Touristische XXL-Aufwertung
Es geht auch euphorischer: Für die Internationale Gartenausstellung (IGA) 2027 sehen die Beteiligten die Chance auf eine „einzigartige Attraktion in der gesamten Metropolregion Ruhr“, mit der sich die Hengsteysee-Gegend touristisch neu beleben lasse. Und das an einem Standort, der sich damit nachhaltig und zukunftsorientiert stärken lasse. Das vergleichsweise einfache Prinzip: Der „Seilflug“ soll in Herdecke oben am Koepchenwerk-Denkmal auf der Höhe der drei RWE-Buchstaben starten, über das Wasser führen und am Hagener Ufer im künftigen Seepark enden. „Spektakulär und einzigartig“ sei dieses maximal 780 Meter lange und bis zu 80 km/h schnelle Erlebnis, mit dem sich 130 Höhenmeter überwinden lassen und wirtschaftliche Synergien für beide Städte einhergehen. Kurz: Diese Anlage könne sich als „touristischer Netzwerkknoten“ entpuppen.
Erkenntnis der Studie im Auftrag der Stadt Hagen: Die Örtlichkeiten eignen sich für eine Zip-Line, als Ergebnis liegen nun Aussagen zu Trassenführungen und drei verschiedenen Betriebsvarianten vor. Nach ersten Gesprächen mit dem Ruhrverband, RWE und der Stiftung Industriedenkmalpflege habe sich aber gezeigt, dass noch diverse Vorarbeiten anstehen. Vor allem in Herdecke. Auch Netzbetreiber Amprion soll seinen Segen geben. Der Vorteil in diesem Zusammenhang: Durch den seinerzeit umstrittenen Neubau einer 380-KV-Höchstspannungstrasse entfallen am Hengsteysee drei bestehende Leitungen im unmittelbaren Umfeld des Koepchenwerks, Wagemutige könnten durch diesen dann freien Luftraum über dem Gewässer schweben.

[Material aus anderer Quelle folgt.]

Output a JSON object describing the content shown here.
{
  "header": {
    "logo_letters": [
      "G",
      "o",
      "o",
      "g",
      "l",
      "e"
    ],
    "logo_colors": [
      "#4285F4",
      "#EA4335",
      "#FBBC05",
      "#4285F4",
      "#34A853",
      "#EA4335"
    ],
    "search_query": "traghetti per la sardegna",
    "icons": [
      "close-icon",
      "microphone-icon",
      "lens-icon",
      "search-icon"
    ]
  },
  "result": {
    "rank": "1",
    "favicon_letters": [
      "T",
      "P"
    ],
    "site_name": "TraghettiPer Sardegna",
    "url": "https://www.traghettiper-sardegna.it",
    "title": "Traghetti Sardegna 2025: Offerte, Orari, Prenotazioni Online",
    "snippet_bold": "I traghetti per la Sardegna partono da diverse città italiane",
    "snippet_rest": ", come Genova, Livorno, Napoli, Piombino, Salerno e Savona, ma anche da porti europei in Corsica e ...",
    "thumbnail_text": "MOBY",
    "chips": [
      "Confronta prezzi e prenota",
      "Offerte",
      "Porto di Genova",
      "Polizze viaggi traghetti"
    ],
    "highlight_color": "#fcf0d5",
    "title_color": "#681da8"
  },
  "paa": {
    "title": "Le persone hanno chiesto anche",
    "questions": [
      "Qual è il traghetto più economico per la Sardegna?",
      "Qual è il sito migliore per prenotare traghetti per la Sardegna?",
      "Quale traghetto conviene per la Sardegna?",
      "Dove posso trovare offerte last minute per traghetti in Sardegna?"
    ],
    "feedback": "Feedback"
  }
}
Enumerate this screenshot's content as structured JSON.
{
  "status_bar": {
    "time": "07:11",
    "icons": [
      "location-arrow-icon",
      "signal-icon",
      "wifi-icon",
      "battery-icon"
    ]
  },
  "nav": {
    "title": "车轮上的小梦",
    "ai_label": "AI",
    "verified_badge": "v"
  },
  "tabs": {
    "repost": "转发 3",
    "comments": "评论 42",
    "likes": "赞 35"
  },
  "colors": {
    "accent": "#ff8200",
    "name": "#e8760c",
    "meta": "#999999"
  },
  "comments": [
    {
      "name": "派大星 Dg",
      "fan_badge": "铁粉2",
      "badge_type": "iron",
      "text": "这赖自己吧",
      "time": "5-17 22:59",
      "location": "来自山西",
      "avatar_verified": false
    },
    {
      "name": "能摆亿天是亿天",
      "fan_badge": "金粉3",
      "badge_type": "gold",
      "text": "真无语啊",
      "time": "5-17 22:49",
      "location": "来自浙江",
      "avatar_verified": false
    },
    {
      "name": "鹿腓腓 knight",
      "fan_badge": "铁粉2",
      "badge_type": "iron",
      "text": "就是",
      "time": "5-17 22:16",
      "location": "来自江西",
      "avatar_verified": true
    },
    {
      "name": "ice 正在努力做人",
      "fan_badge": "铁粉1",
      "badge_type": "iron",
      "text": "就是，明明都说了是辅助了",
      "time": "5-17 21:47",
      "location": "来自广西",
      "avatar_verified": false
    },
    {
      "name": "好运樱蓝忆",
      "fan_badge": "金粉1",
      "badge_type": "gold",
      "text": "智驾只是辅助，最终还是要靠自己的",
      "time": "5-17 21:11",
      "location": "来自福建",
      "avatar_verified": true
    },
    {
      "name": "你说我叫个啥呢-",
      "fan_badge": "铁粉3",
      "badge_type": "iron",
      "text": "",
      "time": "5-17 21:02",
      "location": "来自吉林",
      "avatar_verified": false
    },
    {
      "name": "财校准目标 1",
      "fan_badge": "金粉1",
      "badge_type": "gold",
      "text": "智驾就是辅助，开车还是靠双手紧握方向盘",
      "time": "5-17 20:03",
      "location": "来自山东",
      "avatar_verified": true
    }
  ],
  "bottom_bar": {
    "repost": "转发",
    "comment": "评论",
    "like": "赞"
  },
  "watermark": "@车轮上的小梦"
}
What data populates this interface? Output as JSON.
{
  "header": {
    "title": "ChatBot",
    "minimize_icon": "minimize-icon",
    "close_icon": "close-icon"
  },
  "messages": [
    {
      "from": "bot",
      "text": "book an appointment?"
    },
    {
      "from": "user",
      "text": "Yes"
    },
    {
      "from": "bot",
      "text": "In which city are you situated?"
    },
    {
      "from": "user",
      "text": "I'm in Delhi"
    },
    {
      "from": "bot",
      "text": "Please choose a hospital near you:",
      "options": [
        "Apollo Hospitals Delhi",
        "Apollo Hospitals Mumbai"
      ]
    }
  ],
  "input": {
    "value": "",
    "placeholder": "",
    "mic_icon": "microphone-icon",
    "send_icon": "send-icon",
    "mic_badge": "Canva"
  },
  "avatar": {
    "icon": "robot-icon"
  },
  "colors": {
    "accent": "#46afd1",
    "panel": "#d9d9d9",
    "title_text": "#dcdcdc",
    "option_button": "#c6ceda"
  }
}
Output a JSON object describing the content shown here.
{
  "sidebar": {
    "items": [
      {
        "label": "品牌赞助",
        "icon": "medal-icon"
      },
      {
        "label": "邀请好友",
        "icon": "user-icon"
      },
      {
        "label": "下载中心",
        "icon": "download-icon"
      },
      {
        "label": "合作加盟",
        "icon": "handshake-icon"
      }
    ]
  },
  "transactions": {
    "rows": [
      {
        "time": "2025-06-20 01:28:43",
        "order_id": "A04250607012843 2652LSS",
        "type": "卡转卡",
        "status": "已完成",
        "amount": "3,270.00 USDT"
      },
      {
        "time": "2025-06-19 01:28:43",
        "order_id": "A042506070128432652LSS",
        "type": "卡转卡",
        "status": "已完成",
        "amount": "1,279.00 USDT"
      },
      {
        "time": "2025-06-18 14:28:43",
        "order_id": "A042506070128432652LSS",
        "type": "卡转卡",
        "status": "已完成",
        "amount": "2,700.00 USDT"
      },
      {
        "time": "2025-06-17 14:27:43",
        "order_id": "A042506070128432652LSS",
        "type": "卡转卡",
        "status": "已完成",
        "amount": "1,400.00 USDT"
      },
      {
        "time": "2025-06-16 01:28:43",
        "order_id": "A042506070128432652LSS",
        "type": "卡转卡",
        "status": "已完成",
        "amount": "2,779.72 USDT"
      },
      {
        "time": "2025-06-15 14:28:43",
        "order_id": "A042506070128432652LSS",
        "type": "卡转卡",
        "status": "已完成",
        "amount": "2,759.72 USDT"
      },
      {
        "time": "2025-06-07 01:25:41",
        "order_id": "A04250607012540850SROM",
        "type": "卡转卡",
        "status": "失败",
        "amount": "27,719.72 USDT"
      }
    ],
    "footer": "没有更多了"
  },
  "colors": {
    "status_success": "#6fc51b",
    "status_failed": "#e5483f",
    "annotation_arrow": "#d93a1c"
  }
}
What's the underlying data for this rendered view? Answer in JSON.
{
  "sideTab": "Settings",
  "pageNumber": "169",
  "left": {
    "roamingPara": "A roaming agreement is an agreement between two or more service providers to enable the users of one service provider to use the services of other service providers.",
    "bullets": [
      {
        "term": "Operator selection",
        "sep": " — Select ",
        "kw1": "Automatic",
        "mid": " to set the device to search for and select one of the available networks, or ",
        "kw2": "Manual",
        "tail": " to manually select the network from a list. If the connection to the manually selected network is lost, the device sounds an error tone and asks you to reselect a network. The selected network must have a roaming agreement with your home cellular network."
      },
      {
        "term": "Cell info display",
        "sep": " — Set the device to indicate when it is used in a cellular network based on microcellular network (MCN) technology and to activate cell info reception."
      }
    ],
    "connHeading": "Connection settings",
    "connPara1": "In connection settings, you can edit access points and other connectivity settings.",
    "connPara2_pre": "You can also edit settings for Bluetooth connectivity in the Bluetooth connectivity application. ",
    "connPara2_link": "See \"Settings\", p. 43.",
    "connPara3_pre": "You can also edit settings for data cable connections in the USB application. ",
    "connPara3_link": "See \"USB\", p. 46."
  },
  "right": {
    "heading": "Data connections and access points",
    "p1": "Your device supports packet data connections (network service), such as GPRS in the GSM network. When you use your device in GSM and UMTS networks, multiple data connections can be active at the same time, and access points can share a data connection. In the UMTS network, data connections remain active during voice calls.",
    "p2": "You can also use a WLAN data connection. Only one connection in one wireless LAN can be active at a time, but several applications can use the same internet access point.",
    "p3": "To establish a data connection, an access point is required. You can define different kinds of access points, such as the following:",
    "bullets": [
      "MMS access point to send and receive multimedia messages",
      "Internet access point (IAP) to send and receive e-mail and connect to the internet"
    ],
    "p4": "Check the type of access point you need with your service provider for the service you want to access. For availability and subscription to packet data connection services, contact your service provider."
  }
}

Eine große Hürde stelle laut Studie noch der Natur- und Tierschutz dar. Wegen geschützter Arten am Hengsteysee bedarf es noch einer fachlichen Einschätzung, welche Auswirkungen eine Zip-Line auf Flora und Fauna habe. Auch der laufende Betrieb des RWE-Pumpspeicherkraftwerks gerät ins Blickfeld, also Fragen zu Rettungswegen oder Sicherheit im Allgemeinen. Neben der Komplexität dieser logistischen Aspekte betonen die Landschaftsarchitekten auch, dass am Ende ein privater Investor diese Angebotsplanung umsetze und finanziere, das betreffe sowohl den Bau der Anlage als auch den Betrieb.
Die umweltrechtlichen Belange für die Realisierung eine Zip-Line-Anlage stellen sich deutlich komplexer dar, durch diverse Höchstspannungstrassen im Bereich des Hengsteysees bestehe aber bereits eine Vorbelastung des Gebietes mit drei vorhandenen schutzwürdigen Biotopen. Somit sei ein gewisses Gefährdungspotenzial für Vögel gegeben. Das Augenmerk richte sich dabei in erster Linie zur Uferzone in Hagen, dort lauern laut Studie „mittlere Hürde“ bezüglich Realisierung. „Für die Beurteilung einer Betroffenheit planungsrelevanter Arten gilt es insbesondere, die Störwirkung durch Geräuschentwicklung und visuelle Beunruhigungen zu untersuchen“, auch hinsichtlich der Jahreszeiten (weniger Zip-Line-Betrieb im Winter). In Herdecke wiederum dürfte die Bauleitplanung mehr Aufwand erfordern.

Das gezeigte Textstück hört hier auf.